The global sports betting market is worth up to $3 trillion, the vast majority of which is generated from illegal gambling, it was announced at a United Nations conference on crime in Doha.

Around 65 percent of that global figure was spent on football betting, while tennis and cricket account for a further 12 percent each of total, said Patrick Jay, a British-based independent betting expert, adding that Asia is at the center of sports gambling.

Speaking at a session on match-fixing in sport at the week-long UN Congress on Crime Prevention and Criminal Justice, Jay said a conservative estimate of the size of the betting market was worth around one trillion.

"The trillion is all global sports betting, of which the illegal amount would be 90 per cent of it," he told AFP.

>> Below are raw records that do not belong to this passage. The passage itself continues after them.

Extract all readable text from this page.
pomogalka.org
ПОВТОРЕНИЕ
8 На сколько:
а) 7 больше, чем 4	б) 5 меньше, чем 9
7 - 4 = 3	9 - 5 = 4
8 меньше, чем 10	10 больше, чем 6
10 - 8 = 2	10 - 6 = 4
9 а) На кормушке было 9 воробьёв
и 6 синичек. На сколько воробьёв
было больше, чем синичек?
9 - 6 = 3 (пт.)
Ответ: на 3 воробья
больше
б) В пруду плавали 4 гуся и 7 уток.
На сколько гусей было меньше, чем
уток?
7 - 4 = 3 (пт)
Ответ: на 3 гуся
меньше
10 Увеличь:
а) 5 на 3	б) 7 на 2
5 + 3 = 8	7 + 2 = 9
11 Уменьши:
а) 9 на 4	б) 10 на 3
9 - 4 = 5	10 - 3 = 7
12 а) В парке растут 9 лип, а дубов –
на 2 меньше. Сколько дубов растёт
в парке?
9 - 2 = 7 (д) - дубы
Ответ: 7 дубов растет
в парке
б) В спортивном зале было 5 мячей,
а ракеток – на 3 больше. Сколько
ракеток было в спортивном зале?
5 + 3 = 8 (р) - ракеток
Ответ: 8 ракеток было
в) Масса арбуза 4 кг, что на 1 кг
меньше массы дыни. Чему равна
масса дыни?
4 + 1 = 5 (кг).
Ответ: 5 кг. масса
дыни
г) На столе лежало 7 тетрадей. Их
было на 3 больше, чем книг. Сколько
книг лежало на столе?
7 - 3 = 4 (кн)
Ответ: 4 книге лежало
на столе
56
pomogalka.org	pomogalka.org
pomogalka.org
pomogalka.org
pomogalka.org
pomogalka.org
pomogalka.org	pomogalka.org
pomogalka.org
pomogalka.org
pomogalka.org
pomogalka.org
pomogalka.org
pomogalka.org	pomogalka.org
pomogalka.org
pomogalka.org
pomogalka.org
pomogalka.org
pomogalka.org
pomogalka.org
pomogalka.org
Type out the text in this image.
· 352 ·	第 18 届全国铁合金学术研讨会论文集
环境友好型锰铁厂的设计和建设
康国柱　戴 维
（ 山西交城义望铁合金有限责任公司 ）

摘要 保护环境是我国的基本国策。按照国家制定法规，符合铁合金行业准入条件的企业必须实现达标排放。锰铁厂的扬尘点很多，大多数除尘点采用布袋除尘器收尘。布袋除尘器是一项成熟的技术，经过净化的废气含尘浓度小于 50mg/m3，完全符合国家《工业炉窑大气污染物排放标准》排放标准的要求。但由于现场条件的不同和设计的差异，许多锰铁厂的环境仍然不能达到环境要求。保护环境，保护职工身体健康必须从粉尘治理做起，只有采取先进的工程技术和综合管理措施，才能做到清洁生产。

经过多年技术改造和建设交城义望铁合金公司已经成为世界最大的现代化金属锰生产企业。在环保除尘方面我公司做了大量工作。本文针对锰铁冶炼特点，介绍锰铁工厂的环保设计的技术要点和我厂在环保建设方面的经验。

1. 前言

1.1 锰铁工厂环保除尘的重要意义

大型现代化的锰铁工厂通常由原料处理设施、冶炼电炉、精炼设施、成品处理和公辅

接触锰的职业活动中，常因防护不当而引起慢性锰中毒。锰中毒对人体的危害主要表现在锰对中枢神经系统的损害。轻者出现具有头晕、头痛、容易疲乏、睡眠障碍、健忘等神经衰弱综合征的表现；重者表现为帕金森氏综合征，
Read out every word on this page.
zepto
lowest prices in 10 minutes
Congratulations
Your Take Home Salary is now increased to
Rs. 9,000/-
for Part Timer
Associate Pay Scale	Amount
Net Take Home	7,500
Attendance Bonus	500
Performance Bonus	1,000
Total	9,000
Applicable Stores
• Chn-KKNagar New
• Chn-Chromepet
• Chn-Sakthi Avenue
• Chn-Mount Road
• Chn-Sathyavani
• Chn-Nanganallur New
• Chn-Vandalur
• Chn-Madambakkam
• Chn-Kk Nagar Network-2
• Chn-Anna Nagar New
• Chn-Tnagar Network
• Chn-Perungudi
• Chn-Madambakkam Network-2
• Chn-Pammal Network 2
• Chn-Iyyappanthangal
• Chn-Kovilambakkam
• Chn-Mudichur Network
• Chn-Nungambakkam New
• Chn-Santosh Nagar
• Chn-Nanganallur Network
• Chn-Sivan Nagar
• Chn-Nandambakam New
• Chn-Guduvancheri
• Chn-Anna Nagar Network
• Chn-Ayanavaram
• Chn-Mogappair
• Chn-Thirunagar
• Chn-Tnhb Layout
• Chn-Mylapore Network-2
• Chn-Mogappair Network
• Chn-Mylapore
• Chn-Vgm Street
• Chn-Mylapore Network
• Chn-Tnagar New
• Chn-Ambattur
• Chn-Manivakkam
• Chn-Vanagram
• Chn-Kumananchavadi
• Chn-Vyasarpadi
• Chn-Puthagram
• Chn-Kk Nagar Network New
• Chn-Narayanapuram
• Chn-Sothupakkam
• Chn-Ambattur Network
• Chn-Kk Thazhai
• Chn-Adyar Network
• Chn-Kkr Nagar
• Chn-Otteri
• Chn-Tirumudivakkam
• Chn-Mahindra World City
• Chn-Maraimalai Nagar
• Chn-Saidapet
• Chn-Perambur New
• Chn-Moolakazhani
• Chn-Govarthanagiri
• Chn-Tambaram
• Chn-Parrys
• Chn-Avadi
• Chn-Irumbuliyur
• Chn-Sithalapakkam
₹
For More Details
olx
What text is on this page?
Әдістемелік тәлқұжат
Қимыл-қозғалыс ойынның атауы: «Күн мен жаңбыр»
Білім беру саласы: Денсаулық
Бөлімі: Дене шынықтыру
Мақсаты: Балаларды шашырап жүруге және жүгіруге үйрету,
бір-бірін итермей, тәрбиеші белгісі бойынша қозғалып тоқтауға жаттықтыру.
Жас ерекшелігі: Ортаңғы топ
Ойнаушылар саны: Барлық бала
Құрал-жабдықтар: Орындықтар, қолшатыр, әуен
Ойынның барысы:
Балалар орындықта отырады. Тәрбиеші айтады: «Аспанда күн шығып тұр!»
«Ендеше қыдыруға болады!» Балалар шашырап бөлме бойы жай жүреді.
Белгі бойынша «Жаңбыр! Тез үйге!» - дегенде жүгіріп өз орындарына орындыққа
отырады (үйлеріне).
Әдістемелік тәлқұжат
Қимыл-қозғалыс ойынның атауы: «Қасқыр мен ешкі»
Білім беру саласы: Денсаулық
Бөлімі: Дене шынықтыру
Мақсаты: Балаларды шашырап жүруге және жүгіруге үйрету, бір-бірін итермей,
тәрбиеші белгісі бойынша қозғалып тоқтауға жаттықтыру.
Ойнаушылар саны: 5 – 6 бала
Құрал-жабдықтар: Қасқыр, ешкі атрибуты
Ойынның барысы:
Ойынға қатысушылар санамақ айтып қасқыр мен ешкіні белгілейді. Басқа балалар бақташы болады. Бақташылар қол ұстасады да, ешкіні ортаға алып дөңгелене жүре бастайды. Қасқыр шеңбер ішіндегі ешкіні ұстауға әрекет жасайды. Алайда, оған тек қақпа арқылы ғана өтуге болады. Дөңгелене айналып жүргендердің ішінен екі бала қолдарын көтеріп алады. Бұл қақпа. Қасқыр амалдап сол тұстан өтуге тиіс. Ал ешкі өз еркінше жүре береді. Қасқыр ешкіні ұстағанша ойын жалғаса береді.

"I'll let you into a secret," he continued. "I say the trillion figure because I can just about get away with it without being laughed off stage.”

"The fact of the matter is, the vast majority of people think it is less than that, the only three or four people in the world that I actually respect on this thinks it is two or three times that. And it is growing."

Jay, a former director of trading at the Hong Kong Jockey Club, said illegal gambling in Asia was driven by matches which are shown live on television there and played at the right time for a betting audience, with China "becoming the epicentre of the problem.” 

UNODC and the Doha-based International Centre for Sports Security announced a new partnership to "strengthen investigations and prosecutions into match-fixing", which includes proposed measures such as increased data-sharing and seizure of assets.